In a Leningrad hospital, two women deal with the aftereffects of their experiences in World War II, in a powerful examination of trauma by a young Russian director.
The trauma that happens to people in wartime is a theme so difficult that it almost seems impossible to portray in a film, but that hasn’t stopped filmmakers through the years from trying, so central and so important is this experience to the understanding of what war is, and why we need to stop making it. The challenge is taken up once again by a young Russian director, Kantemir Balagov, depicting the unspeakable cost to women in war, in his second feature, Beanpole.
The place and time are a Leningrad hospital in late 1945. The terrifying siege of the city has ended, a siege that lasted 29 months, and in which somewhere around a million people starved to death. After that, the Soviets drove the Germans out of their country and into eventual defeat in Germany.
Now, in the hospital, we meet Iya, a very tall thin woman played by Viktoria Miroshnichenko. She’s a nurse, and the wounded soldiers in the hospital generally like her for her kind and gentle demeanor, and have given her the nickname “Beanpole.” But there’s something a bit “off” about Iya. As we eventually discover, she’s a veteran herself, who suffers from what today we could call an extreme case of PTSD. Her primary symptoms are a sudden gasping for air, followed by freezing in place, as if she were paralyzed. After a few minutes, she snaps out of it. Her co-workers are so used to this that they barely notice it anymore and just wait for the fit to pass.
Beanpole is caring for a toddler, a boy named Pashka, that everyone assumes is her son. At one point, unable to get anyone to watch him, she takes him to the hospital ward. His small malnourished body evokes sadness in the patients. They see in him another example of their country’s brutal suffering. What they don’t know is that Pashka’s history is more complicated than it seems. It has something to do with Beanpole’s best friend, a woman soldier named Masha, played by Vasilisa Perelygina, who comes back and visits Beanpole after being a part of the Soviet victory in Germany.
Masha’s trauma is not only from her experiences fighting the enemy, but also from the way men on her own side have treated her.
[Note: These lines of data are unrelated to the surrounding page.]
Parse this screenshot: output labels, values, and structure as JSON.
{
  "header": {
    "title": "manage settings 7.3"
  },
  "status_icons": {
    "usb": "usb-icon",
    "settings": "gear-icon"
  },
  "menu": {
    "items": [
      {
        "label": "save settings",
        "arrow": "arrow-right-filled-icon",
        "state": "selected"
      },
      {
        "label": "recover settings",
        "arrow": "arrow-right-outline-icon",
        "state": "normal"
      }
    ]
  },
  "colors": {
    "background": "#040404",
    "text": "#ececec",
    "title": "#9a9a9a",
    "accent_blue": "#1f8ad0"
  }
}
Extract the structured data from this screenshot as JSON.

A scene where she has dinner with the family of a possible fiancé, demonstrates how even the most feckless man will be given the benefit of a doubt over a woman, even a woman who has fought and bled for her country.
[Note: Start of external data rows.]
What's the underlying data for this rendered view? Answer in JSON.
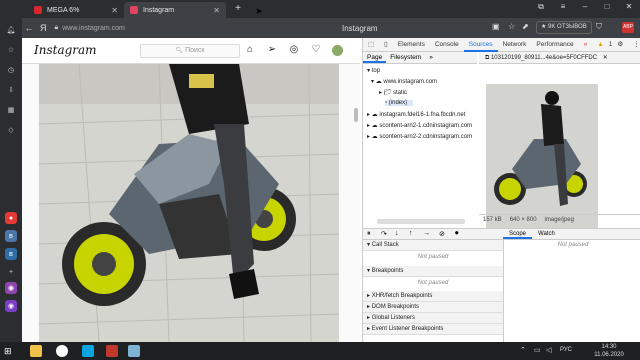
{
  "tabs": [
    {
      "label": "MEGA 6%",
      "favicon_color": "#d9272e"
    },
    {
      "label": "Instagram",
      "favicon_color": "#e4405f"
    }
  ],
  "address_bar": {
    "browser_letter": "Я",
    "url": "www.instagram.com",
    "page_title": "Instagram",
    "reviews_label": "★ 9K  ОТЗЫВОВ",
    "abp_label": "ABP"
  },
  "instagram": {
    "logo": "Instagram",
    "search_placeholder": "Поиск"
  },
  "devtools": {
    "tabs": [
      "Elements",
      "Console",
      "Sources",
      "Network",
      "Performance"
    ],
    "active_tab": "Sources",
    "warning_count": "1",
    "sub_tabs": [
      "Page",
      "Filesystem"
    ],
    "tree": {
      "top": "top",
      "origin": "www.instagram.com",
      "static": "static",
      "index": "(index)",
      "cdn1": "instagram.fdel16-1.fna.fbcdn.net",
      "cdn2": "scontent-arn2-1.cdninstagram.com",
      "cdn3": "scontent-arn2-2.cdninstagram.com"
    },
    "preview_file": "103120199_80911...4e&oe=5F0CFFDC",
    "file_size": "157 kB",
    "dimensions": "640 × 800",
    "mime": "image/jpeg",
    "scope_tabs": [
      "Scope",
      "Watch"
    ],
    "call_stack": "Call Stack",
    "not_paused": "Not paused",
    "breakpoints": "Breakpoints",
    "xhr": "XHR/fetch Breakpoints",
    "dom": "DOM Breakpoints",
    "global": "Global Listeners",
    "event": "Event Listener Breakpoints"
  },
  "taskbar": {
    "language": "РУС",
    "time": "14:30",
    "date": "11.06.2020"
  }
}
The actresses playing Beanpole and Masha are two newcomers who’ve never appeared on screen before, which is incredible, considering the raw vulnerability of their performances. The director, Balagov, and his co-screenwriter Aleksandr Terekhov, show us the truth about the women’s situation through the behavior, which sometimes seems nonsensical or contradictory, of these two friends, who share a secret and a profound suffering.
In some ways this makes the film difficult, because instead of spelling things out for us as the average film would, in order to help us know what to think and how to feel, the movie expresses everything indirectly. There are scenes in which facts are revealed only through the eyes, and the way Balagov frames the close-ups on the screen. We witness the characters trying desperately to control their feelings, and reality only comes at us sideways, as it were. The result is a film designed to evoke in us a disturbing sense of something that’s not right, that’s out of sync, but we’re never exactly sure what; something that threatens to disrupt or maybe even destroy our minds. It’s an astonishing feat of cinematic poetry to create in the viewer the sense of lingering trauma, of a war that is still being fought inside, and a pain that lurks underneath our awareness. Beanpole deliberately unbalances our world view, so that we experience almost directly the maddening uncertainty of this trauma.